Buona giornata cari Lettori! Continua il mio progetto che prevede la lettura di tutta la bibliografia di Oriana Fallaci, oggi parliamo di un volume che raccoglie alcune tra le sue lettere più belle.

La paura è un peccato è una raccolta di lettere che ripercorrono l'intero arco della vita di Oriana Fallaci. Le lettere partono dall'inizio della sua carriera come giovane giornalista e ripercorrono tutto il vissuto di questa straordinaria donna e scrittrice. Si tratta sia di lettere che concernono strettamente il suo lavoro come giornalista e come reporter, quindi di missive scritte e inviate dai posti più diversi, sia di lettere scritte a parenti, ad amici, a persone a cui voleva bene, lettere quindi che svelano qualcosa in più della sua personalità.

Oriana diceva che scrivere lettere le costava troppo tempo, tempo che poteva invece dedicare al suo lavoro, e proprio per questo più di una volta ammise che scrivere lettere era qualcosa che odiava. In realtà le missive che sono state conservate mostrano quasi il contrario, la corrispondenza della Fallaci era davvero molto fitta e varia. In questo volume sono raccolte solo alcune delle sue lettere più significative, una piccola raccolta che racconta della scrittura epistolare di una delle giornaliste più famose al mondo.

Io sono abituata ormai allo stile della Fallaci, ho letto quasi la maggior parte dei suoi libri, ma nonostante ciò continuo a sorprendermi. Mi sorprende la schiettezza che caratterizza anche la sua corrispondenza con personaggi pubblici e privati appartenenti a mondi tanto diversi. Nelle lettere, anche nelle prime, ritroviamo l'Oriana che abbiamo imparato a conoscere negli anni, la donna coraggiosa, testarda e appassionata che ci ha permesso di conoscere eventi, luoghi, culture e personaggi che hanno segnato la nostra storia.
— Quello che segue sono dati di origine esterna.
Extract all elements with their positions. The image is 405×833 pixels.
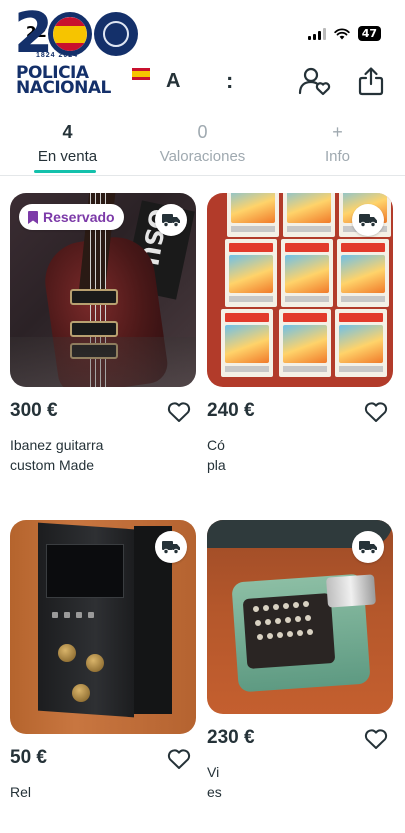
tab-label: Valoraciones xyxy=(159,148,246,165)
product-title: Ibanez guitarra custom Made xyxy=(10,437,104,473)
product-image-stereo[interactable] xyxy=(10,520,196,734)
delivery-truck-icon xyxy=(162,214,180,227)
product-card[interactable]: 50 € Rel xyxy=(10,520,196,810)
tab-en-venta[interactable]: 4 En venta xyxy=(0,118,135,175)
product-title: Có pla xyxy=(207,437,226,473)
user-heart-icon xyxy=(298,67,331,96)
shipping-badge xyxy=(155,204,187,236)
favorite-button[interactable] xyxy=(166,399,192,425)
product-title: Rel xyxy=(10,784,32,800)
product-image-typewriter[interactable] xyxy=(207,520,393,714)
heart-icon xyxy=(167,749,191,769)
shipping-badge xyxy=(352,204,384,236)
tab-count: 0 xyxy=(197,122,208,142)
share-icon xyxy=(358,67,384,96)
product-card[interactable]: 240 € Có pla xyxy=(207,193,393,483)
reserved-label: Reservado xyxy=(43,209,115,225)
active-tab-indicator xyxy=(34,170,96,173)
favorite-button[interactable] xyxy=(363,399,389,425)
reserved-badge: Reservado xyxy=(19,204,124,230)
battery-indicator: 47 xyxy=(357,26,381,41)
bookmark-icon xyxy=(28,210,38,224)
product-image-comics[interactable] xyxy=(207,193,393,387)
cellular-signal-icon xyxy=(307,27,326,40)
logo-wordmark: POLICIA NACIONAL xyxy=(16,65,111,98)
product-price: 300 € xyxy=(10,400,58,421)
delivery-truck-icon xyxy=(359,541,377,554)
follow-user-button[interactable] xyxy=(298,64,332,98)
police-emblem-icon xyxy=(93,12,138,56)
product-price: 50 € xyxy=(10,747,47,768)
heart-icon xyxy=(364,402,388,422)
share-button[interactable] xyxy=(354,64,388,98)
tab-valoraciones[interactable]: 0 Valoraciones xyxy=(135,118,270,175)
shipping-badge xyxy=(352,531,384,563)
tab-label: En venta xyxy=(37,148,98,165)
policia-nacional-logo: 2 1824 2024 POLICIA NACIONAL xyxy=(14,6,154,98)
product-price: 240 € xyxy=(207,400,255,421)
heart-icon xyxy=(167,402,191,422)
shipping-badge xyxy=(155,531,187,563)
product-card[interactable]: OSU Reservado 300 € Ibanez guitarra cust… xyxy=(10,193,196,483)
delivery-truck-icon xyxy=(162,541,180,554)
product-title: Vi es xyxy=(207,764,222,800)
favorite-button[interactable] xyxy=(363,726,389,752)
status-icons: 47 xyxy=(307,26,381,41)
product-card[interactable]: 230 € Vi es xyxy=(207,520,393,810)
profile-name: A xyxy=(166,70,181,92)
profile-tabs: 4 En venta 0 Valoraciones + Info xyxy=(0,118,405,176)
tab-label: Info xyxy=(324,148,351,165)
logo-line-2: NACIONAL xyxy=(16,78,111,98)
product-image-guitar[interactable]: OSU Reservado xyxy=(10,193,196,387)
spain-flag-icon xyxy=(132,68,150,80)
heart-icon xyxy=(364,729,388,749)
tab-count: + xyxy=(332,122,343,142)
spain-flag-ring-icon xyxy=(47,12,92,56)
wifi-icon xyxy=(333,27,350,39)
header-separator: : xyxy=(226,68,234,93)
delivery-truck-icon xyxy=(359,214,377,227)
favorite-button[interactable] xyxy=(166,746,192,772)
logo-years: 1824 2024 xyxy=(36,52,79,59)
tab-count: 4 xyxy=(62,122,73,142)
product-price: 230 € xyxy=(207,727,255,748)
tab-info[interactable]: + Info xyxy=(270,118,405,175)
Alcune lettere sono brevi, altre molto più lunghe. Troviamo sia lettere di lavoro, scritte a editori, politici, personaggi che voleva intervistare, sia lettere più personali, quelle scritte alla madre, agli amici più stretti. Il volume le raccoglie in ordine cronologico e, per ogni lettera, troviamo anche una breve prefazione che ci aiuta a capire chi sia il destinatario della missiva  e il motivo per cui la stava scrivendo.

Per quanto abbia apprezzato il volume, come apprezzo qualsiasi cosa scritta dalla Fallaci, devo ammettere che l'idea di pubblicare delle lettere personali sia, per me, un po' border line. Non tanto per le lettere in sè, ma perchè penso che Oriana non avrebbe voluto e sono abbastanza certa che non avrebbe apprezzato un gesto del genere.

A parte questa breve parentesi che riflette quello che è semplicemente un mio pensiero, leggere questa raccolta mi ha fatto conoscere ancora meglio sia la scrittrice che la donna che si nasconde dietro alcuni tra i libri che hanno contato di più nella mia vita. Se come me siete grandi ammiratori della Fallaci, allora questa raccolta potrebbe essere una preziosa aggiunta alla vostra collezione. Buona lettura!

"Essere giornalista per me significa essere disubbidiente. Ed essere disubbidiente per me significa, tra l'altro, stare all'opposizione. Per stare all'opposizione bisogna dire la verità."